Eine prägende Kindheit
Die Protagonistin Mani Go (oder in der koreanischen Namensreihung Go Mani) berichtet fortwährend von Kindheitsereignissen, die sie zwar prägen, deren maßgeblicher Einfluss auf ihr Leben und Handeln als Mittdreißigerin sich aber nicht erschließen. Sie beginnt eine Turnkarriere, die wegen mangelnder Förderung und fehlenden Talents von Beginn an zum Scheitern verurteilt ist.
Nach deren Ende mit zehn Jahren dümpelt ihr Leben so vor sich hin, bis sie mit Mitte 30 feststellt, dass sie immer noch das unbeholfene Mädchen von damals ist und sich auch ihre Familiendynamik seitdem nicht verändert hat. Noch immer wohnt sie zu Hause und trägt zum Familieneinkommen bei; dass sich irgendwann einmal etwas an dem seit Kindheitstagen eingeübten Dreiergespann aus Vater-Mutter-Kind ändern könnte, zieht keine Figur jemals ernsthaft in Erwägung. So meint die Mutter der 36-jährigen Mani:
„Mir ist nie der Gedanke gekommen, dass du irgendwann heiraten würdest.“
S. 103
Lebenslücken
Im Erinnern der Protagonistin klaffen riesige zeitliche Lücken. Was hat sie denn nach dem Ende ihrer Turnkarriere bis zum Berufseinstieg mit Mitte 20 erlebt? Warum fiel es ihr schwer, einen passenden und besser bezahlten Job zu finden? Hatte sie nach dem Ende ihrer Turnkarriere nie wieder einen anderen Lebenstraum?
Traumlos unglücklich
Folgt man Mani auf ihrer Erinnerungsreise, muss man davon ausgehen, dass sie seit einem Alter von neun oder zehn Jahren ohne große Ambitionen oder Träume lebt.

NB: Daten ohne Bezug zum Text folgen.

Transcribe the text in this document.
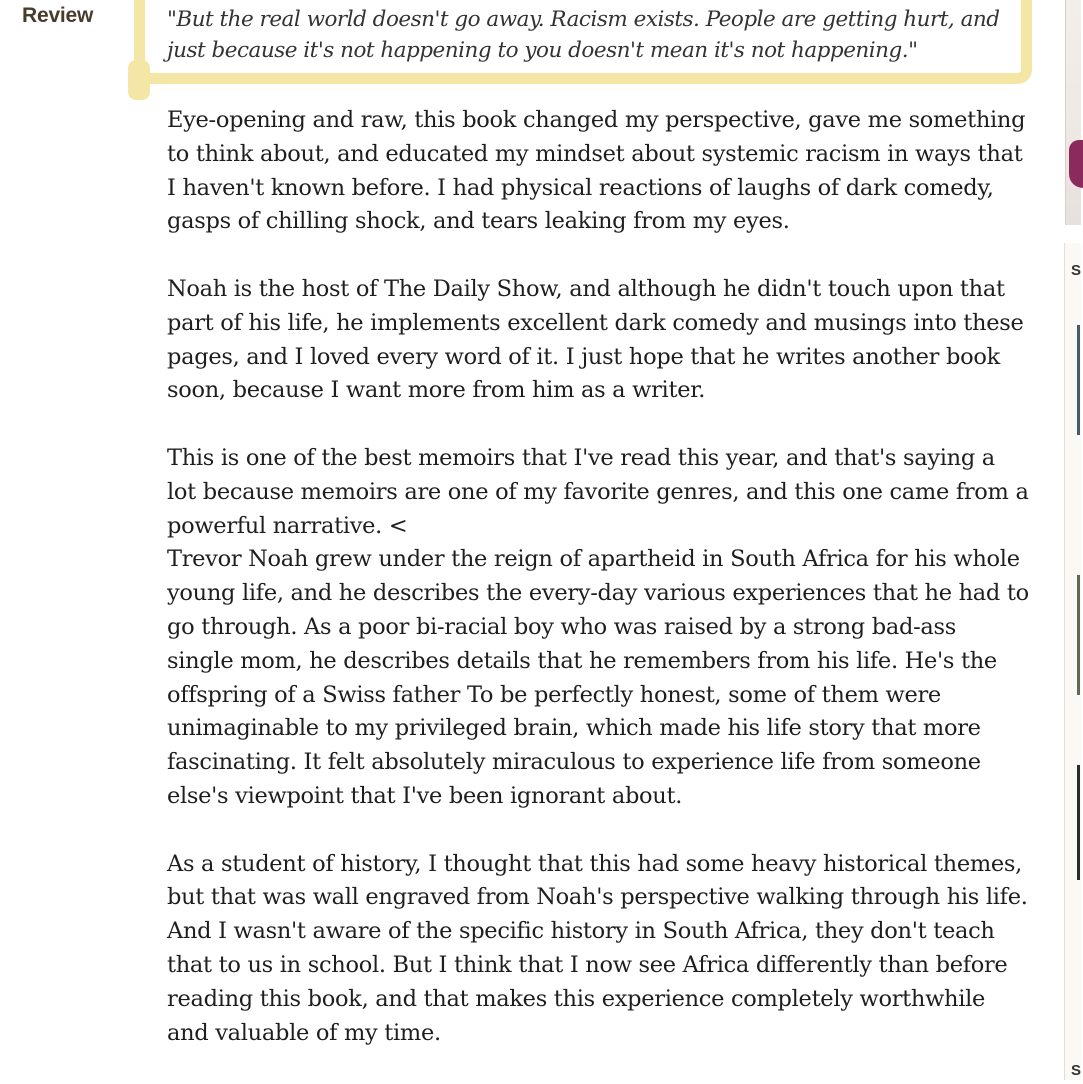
Review	"But the real world doesn't go away. Racism exists. People are getting hurt, and just because it's not happening to you doesn't mean it's not happening."

Eye-opening and raw, this book changed my perspective, gave me something to think about, and educated my mindset about systemic racism in ways that I haven't known before. I had physical reactions of laughs of dark comedy, gasps of chilling shock, and tears leaking from my eyes.

Noah is the host of The Daily Show, and although he didn't touch upon that part of his life, he implements excellent dark comedy and musings into these pages, and I loved every word of it. I just hope that he writes another book soon, because I want more from him as a writer.

This is one of the best memoirs that I've read this year, and that's saying a lot because memoirs are one of my favorite genres, and this one came from a powerful narrative. <

Trevor Noah grew under the reign of apartheid in South Africa for his whole young life, and he describes the every-day various experiences that he had to go through. As a poor bi-racial boy who was raised by a strong bad-ass single mom, he describes details that he remembers from his life. He's the offspring of a Swiss father To be perfectly honest, some of them were unimaginable to my privileged brain, which made his life story that more fascinating. It felt absolutely miraculous to experience life from someone else's viewpoint that I've been ignorant about.

As a student of history, I thought that this had some heavy historical themes, but that was wall engraved from Noah's perspective walking through his life. And I wasn't aware of the specific history in South Africa, they don't teach that to us in school. But I think that I now see Africa differently than before reading this book, and that makes this experience completely worthwhile and valuable of my time.

S
S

Überraschend ist dabei immer wieder ihre an einigen Stellen gnadenlose Selbstkritik:
„Unter den Blicken der anderen Mädchen, deren Gesichter erkennen ließen, dass sie mich merkwürdig, komisch, absurd und bemitleidenswert fanden. Ich selbst fand mich auch merkwürdig, komisch, absurd und bemitleidenswert.“
S. 216/217
An anderen Stellen überrascht das völlige Ausbleiben von Ideen und Vorstellungen für das eigene Leben.

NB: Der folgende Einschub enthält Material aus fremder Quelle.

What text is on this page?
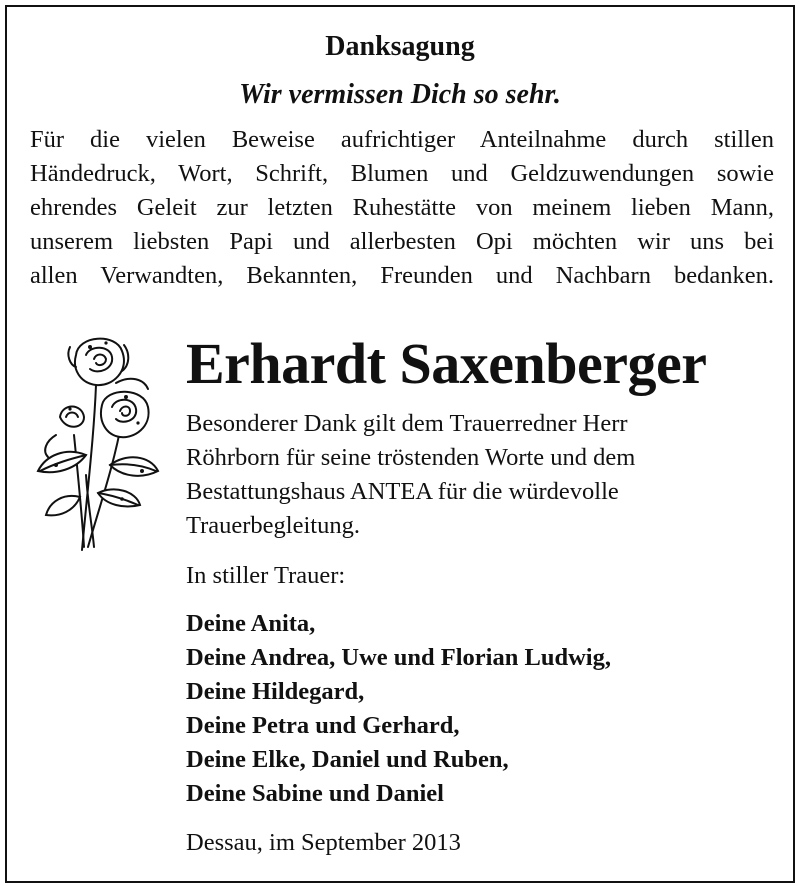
Danksagung
Wir vermissen Dich so sehr.
Für die vielen Beweise aufrichtiger Anteilnahme durch stillen
Händedruck, Wort, Schrift, Blumen und Geldzuwendungen sowie
ehrendes Geleit zur letzten Ruhestätte von meinem lieben Mann,
unserem liebsten Papi und allerbesten Opi möchten wir uns bei
allen Verwandten, Bekannten, Freunden und Nachbarn bedanken.
Erhardt Saxenberger
Besonderer Dank gilt dem Trauerredner Herr
Röhrborn für seine tröstenden Worte und dem
Bestattungshaus ANTEA für die würdevolle
Trauerbegleitung.
In stiller Trauer:
Deine Anita,
Deine Andrea, Uwe und Florian Ludwig,
Deine Hildegard,
Deine Petra und Gerhard,
Deine Elke, Daniel und Ruben,
Deine Sabine und Daniel
Dessau, im September 2013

Warum war ich eigentlich nie auf den Gedanken gekommen, aus Seoul wegzugehen? Es gab in Seoul nichts, womit ich mich verbunden gefühlt hätte.
S. 243
Armut als Erklärungsansatz
Nach dem erfolgreichen südkoreanischen Spielfilm von Bong Joon-ho Parasite (2019) gelingt es auch Autorin Cho Nam-Joo, interessante Facetten der südkoreanischen Gesellschaft jenseits von Glanz und Glamour der K-Pop-Fassade zu zeigen.
Einsichtsvoll ist das Schwärmen der Protagonistin von Sitz-WCs, der Abneigung gegen die immer wiederkehrende Menü-Reihenfolge zu Hause und den Umgang großer Wohnungsbaugesellschaften mit verarmten Mietern.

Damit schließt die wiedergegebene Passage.